Wenn sich in der Trauerphase stärkere oder anhaltende Ängste beim Kind entwickeln, ist es gut, der Angst einen Platz zu geben. Sich zu fragen, was genau hinter der Angst steckt. Ist es beispielsweise die Angst, dass nach den Großeltern jetzt auch Mama und Papa sterben? Man sollte die Furcht klar benennen.

„Je nachdem wie alt das Kind ist, kann es auch hilfreich sein, die Angst zu malen. Im Gegensatz dazu kann das Kind dann ein Bild malen, das einen Moment zeigt, bei dem alles gut ist. Und dann spricht man darüber, was es braucht, damit sich das Kind bei dem ‚guten‘ Bild wiederfindet“, rät die Expertin.

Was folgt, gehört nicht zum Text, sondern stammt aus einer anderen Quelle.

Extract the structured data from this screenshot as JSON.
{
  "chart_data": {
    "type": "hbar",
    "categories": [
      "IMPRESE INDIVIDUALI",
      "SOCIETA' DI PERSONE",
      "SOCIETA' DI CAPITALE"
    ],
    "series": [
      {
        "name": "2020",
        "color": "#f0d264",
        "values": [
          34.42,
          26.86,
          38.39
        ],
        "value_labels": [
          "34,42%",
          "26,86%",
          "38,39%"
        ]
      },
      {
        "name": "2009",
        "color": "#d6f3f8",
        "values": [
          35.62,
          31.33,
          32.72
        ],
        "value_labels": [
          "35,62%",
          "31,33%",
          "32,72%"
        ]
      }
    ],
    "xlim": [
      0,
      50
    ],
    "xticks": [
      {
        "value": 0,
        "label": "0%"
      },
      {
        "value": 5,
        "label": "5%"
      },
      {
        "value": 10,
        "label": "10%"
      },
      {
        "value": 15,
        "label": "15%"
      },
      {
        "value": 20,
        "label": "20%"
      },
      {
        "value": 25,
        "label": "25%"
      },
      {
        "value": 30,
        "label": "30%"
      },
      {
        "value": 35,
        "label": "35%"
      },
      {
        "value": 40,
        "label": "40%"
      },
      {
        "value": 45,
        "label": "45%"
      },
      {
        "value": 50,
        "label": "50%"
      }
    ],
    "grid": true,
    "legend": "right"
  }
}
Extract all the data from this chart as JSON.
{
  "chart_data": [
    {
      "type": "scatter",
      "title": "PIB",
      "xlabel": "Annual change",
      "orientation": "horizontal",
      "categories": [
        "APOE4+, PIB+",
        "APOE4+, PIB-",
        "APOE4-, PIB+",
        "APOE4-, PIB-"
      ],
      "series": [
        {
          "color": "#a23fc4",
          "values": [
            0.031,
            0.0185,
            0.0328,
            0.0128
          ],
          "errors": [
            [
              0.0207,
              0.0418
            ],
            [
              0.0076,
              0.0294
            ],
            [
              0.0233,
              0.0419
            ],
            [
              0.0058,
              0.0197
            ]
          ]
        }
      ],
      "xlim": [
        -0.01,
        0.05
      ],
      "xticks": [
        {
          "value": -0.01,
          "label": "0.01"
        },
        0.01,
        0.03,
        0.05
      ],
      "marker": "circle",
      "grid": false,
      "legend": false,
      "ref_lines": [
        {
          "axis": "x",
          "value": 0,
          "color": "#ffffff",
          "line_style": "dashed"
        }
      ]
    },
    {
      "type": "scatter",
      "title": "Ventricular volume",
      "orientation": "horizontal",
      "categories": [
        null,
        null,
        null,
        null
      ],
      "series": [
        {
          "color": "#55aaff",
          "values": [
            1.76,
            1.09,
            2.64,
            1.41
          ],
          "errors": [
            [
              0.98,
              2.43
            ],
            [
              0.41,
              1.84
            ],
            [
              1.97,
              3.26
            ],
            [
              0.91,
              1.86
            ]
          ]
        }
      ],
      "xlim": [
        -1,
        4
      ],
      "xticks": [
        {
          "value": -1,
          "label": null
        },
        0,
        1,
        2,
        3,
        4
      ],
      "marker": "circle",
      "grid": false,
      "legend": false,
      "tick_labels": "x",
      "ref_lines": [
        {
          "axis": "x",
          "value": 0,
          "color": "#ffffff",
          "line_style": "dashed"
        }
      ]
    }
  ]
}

Die Frage nach der Wiedergeburt

Schwierig wird es, wenn Kinder schwer erkranken und sterben. „Damit man für das erkrankte Kind eine Stütze sein kann, ist es enorm wichtig, sich als Erwachsener selbst Hilfe für seine Trauer zu suchen“, rät die Therapeutin. Hilfreich sei, sich in der Gegenwart zu begegnen, die Zeit zu nutzen, die man hat. „Auch was danach passieren könnte, darf man besprechen. Man kann auch das Kind ruhig vorher fragen, ob es darüber sprechen will.“

Ein Mädchen sitzt in einem leeren Raum und starrt die Wand an, neben ihr sitzt ein Teddy, der in die Kamera schaut.
Im Alter zwischen sechs und sieben Jahren machen Kinder meist die ersten Erfahrungen mit dem Tod – für sie ist die Endgültigkeit jedoch nicht zu greifen.

Grundsätzlich sollten Eltern beim Thema Tod ehrlich zu ihren Kindern sein. Auch wenn sie nicht immer eine Antwort auf ihre Fragen haben. Häufig stellen Kinder im Zusammenhang mit dem Tod die Frage nach der Wiedergeburt.

„Dann kann ich sagen, ich weiß nicht, ob es sie gibt, aber der Glaube daran, dass der Verstorbene in einem anderen Wesen neues Leben findet, hilft mir. Dem Kind eine Möglichkeit eröffnen, daran zu glauben, dass etwas weitergeht. Den Gedanken für gut befinden aber gleichzeitig nicht als Wahrheit darzustellen. Das hilft“, empfiehlt Raffauf abschließend.